Na Política Habitacional, percebemos que a discriminação e a segregação começam na escolha da área a ser desapropriada para a implantação do loteamento. Fica sempre em uma região geográfica menos valorizada da cidade. Muitas das vezes relacionada ao patrocinador da campanha eleitoral de algum político.
Essas áreas ficam distantes de todos os equipamentos sociais: escolas, creches, postos de saúde, supermercados, farmácias, postos policiais. E longe do setor empregatício. E para favorecer economicamente alguém – muitas vezes do ramo imobiliário – uma área ociosa entremeia o novo loteamento e o setor urbanizado da cidade.
Outros tormentos para o pretendente à casa própria são os re(es)quisitos para se ter direito a entrar na fila, fazer a inscrição e ficar na lista de espera até serem chamados.
O passo seguinte é um interrogatório, se derem “sorte” recebem uma lista com várias tarefas, uma verdadeira maratona:
- comprovação de vida conjugal e de preferência que tenha filhos, e quanto mais, “melhor”;
- comprovação que mora no município há mais de cinco anos e que são eleitores no município;
- apresentação de certidão cartorial que não possuem bens imóveis; e
- cópia de todos os documentos pessoais.
Agora, é só pegar as chaves da casa? Naaão! O pretendente que faltou várias vezes do trabalho para correr atrás da documentação exigida, passou por várias humilhações, acumulou prejuízos como dias de serviço cortados, perda da cesta básica de alimentos, gasto com transporte e telefonemas. Só Deus sabe quantas vezes terá de voltar ao balcão da companhia habitacional em busca de informações sobre o andamento do processo de seleção daqueles que irão compor a lista enviada à Caixa Econômica Federal.

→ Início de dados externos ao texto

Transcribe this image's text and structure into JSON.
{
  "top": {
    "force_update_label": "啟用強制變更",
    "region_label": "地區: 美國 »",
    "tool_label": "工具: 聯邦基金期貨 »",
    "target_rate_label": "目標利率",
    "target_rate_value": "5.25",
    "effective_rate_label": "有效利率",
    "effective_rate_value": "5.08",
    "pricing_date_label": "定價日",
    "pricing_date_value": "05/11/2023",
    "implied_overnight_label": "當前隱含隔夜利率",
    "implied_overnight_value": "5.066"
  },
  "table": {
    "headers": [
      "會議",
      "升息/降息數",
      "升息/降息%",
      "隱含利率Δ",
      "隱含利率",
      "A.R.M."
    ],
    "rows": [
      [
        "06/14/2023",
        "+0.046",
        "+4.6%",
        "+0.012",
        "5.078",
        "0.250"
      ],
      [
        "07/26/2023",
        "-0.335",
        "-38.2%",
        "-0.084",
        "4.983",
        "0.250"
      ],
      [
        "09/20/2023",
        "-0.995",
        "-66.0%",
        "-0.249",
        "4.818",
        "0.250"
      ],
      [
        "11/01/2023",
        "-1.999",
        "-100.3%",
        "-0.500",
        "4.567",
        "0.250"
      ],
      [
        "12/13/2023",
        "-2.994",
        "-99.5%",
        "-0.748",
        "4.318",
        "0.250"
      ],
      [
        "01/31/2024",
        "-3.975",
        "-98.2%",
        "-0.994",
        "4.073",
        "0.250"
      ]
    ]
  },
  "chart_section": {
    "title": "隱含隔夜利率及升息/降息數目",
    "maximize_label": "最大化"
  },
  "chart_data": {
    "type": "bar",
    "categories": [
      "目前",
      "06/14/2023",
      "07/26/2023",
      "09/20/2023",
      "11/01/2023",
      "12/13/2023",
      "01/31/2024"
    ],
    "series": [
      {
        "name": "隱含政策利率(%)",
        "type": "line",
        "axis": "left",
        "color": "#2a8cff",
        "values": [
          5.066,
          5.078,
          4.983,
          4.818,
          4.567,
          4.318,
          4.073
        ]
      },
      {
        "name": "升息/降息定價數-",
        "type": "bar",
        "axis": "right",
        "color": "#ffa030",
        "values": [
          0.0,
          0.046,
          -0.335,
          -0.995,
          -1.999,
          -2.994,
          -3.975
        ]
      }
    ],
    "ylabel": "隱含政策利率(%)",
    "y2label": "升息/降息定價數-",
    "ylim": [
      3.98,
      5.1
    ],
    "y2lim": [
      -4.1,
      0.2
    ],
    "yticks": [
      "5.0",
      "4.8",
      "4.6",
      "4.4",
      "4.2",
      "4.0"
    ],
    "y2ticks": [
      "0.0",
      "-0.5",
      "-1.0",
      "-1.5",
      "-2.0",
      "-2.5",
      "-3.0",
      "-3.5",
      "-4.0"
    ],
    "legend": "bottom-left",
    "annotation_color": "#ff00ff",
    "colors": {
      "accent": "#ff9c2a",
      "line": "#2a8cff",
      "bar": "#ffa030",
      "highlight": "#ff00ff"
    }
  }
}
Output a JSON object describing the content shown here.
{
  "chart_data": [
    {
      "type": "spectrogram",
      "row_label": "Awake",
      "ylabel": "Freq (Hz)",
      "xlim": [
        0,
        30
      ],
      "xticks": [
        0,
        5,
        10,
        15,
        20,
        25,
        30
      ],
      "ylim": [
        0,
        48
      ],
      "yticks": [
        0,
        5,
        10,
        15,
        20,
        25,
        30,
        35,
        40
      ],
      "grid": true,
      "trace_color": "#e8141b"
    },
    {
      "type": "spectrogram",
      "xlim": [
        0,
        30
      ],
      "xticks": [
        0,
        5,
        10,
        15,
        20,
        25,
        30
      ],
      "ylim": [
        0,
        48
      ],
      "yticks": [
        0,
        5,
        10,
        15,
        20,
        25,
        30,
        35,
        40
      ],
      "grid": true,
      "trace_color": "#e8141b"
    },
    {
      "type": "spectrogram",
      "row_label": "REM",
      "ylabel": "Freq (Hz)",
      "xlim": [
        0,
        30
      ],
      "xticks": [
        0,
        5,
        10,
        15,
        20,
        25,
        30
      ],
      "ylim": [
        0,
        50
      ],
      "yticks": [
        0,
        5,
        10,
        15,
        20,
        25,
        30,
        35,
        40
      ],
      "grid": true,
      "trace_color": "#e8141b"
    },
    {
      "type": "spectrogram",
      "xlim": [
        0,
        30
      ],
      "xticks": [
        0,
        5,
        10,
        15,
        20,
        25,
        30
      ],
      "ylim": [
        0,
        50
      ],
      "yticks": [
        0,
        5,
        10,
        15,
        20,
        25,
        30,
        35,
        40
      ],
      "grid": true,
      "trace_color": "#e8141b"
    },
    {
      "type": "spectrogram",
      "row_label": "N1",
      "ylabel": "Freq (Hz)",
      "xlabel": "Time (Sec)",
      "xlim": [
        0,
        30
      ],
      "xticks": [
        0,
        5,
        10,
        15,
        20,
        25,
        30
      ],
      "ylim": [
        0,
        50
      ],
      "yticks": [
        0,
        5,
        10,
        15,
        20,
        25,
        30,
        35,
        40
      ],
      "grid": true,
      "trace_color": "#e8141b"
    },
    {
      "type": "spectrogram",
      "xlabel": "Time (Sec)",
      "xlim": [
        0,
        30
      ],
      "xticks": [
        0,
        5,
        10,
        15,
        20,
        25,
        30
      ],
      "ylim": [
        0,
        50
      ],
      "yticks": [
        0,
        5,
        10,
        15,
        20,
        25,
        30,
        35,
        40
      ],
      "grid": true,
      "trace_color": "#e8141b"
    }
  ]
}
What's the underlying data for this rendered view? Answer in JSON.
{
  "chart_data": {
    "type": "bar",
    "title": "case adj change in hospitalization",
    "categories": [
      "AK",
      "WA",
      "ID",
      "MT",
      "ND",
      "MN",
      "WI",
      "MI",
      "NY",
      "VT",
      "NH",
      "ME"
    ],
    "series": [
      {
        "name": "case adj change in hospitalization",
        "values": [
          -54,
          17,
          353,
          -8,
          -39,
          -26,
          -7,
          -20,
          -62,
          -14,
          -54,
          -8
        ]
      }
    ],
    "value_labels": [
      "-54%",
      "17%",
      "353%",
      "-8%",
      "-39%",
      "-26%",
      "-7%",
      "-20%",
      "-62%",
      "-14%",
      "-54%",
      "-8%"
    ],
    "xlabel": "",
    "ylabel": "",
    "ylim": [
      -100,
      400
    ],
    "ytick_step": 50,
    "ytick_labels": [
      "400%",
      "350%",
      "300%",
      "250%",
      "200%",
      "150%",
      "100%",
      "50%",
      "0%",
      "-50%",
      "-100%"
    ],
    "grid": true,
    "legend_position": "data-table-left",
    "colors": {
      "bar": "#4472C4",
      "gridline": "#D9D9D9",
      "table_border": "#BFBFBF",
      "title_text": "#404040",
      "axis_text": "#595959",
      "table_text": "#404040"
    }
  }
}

A maioria, mesmo depois de passar por todo o sacrifício, fica de fora. A documentação não terá serventia para o próximo lançamento habitacional.
Definidas as áreas dos loteamentos, a segregação torna-se mais clara, com o critério da renda familiar. Separam-se as famílias por faixas salariais: 500 casas em tal área para quem tem renda familiar de até três Salários Mínimos; 500 casas no outro conjunto para famílias que ganham de quatro e a sete Salários Mínimos.
Para as famílias que ganham acima de sete Salários Mínimos, constroem condomínios fechados.
Os conjuntos ficam estigmatizados com a separação de pobres, classe média e o setor nobre onde moram os ricos.
Com isso, as conseqüências econômico-sócio-culturais vão se agravando gradativamente. As referências para os filhos da classe trabalhadora ficam frágeis. Ficam praticamente sem a oportunidade de relacionar, de interagir com crianças de outras classes sociais. O vocabulário não enriquece.
Os desejos, os sonhos de serem pessoas cultas ou profissionais renomados e bem sucedidos demoram mais a se aflorarem. A convivência em sociedade amplia os horizontes. A diversidade de opções torna a pessoa – no caso a criança e o adolescente – mais exigentes no processo de escolha de brinquedos, da escola que vai estudar, da roupa que vai comprar, do corte de cabelo e do cabeleireiro, de locais de diversões.
Além das coisas materiais, a troca de conhecimentos e informações para o enriquecimento intelectual é fundamental na formação cidadã.
Como não há possibilidade de tirar de onde não tem, em uma comunidade com escassos recursos financeiros as chances de desenvolvimento compatível com as demandas em todos os níveis nos diais atuais, tornam-se impossíveis.
Está faltando heterogeneidade de classes sociais nas implantações dos núcleos habitacionais.
A falta de sensibilidade e o descaso com os vários segmentos da sociedade nas políticas públicas oficiais é algo vergonhoso no Brasil. Quando elas acontecem não são integradas, são por área: educação, saúde, esporte e lazer, habitação, emprego, etc. ou por segmento social: pessoas com deficiência, idosos, mulheres, negros.
Os políticos precisam olhar e enxergar a sociedade brasileira como um todo, não fracionada igual uma vaca no açougue, que é conhecida por partes, separadamente.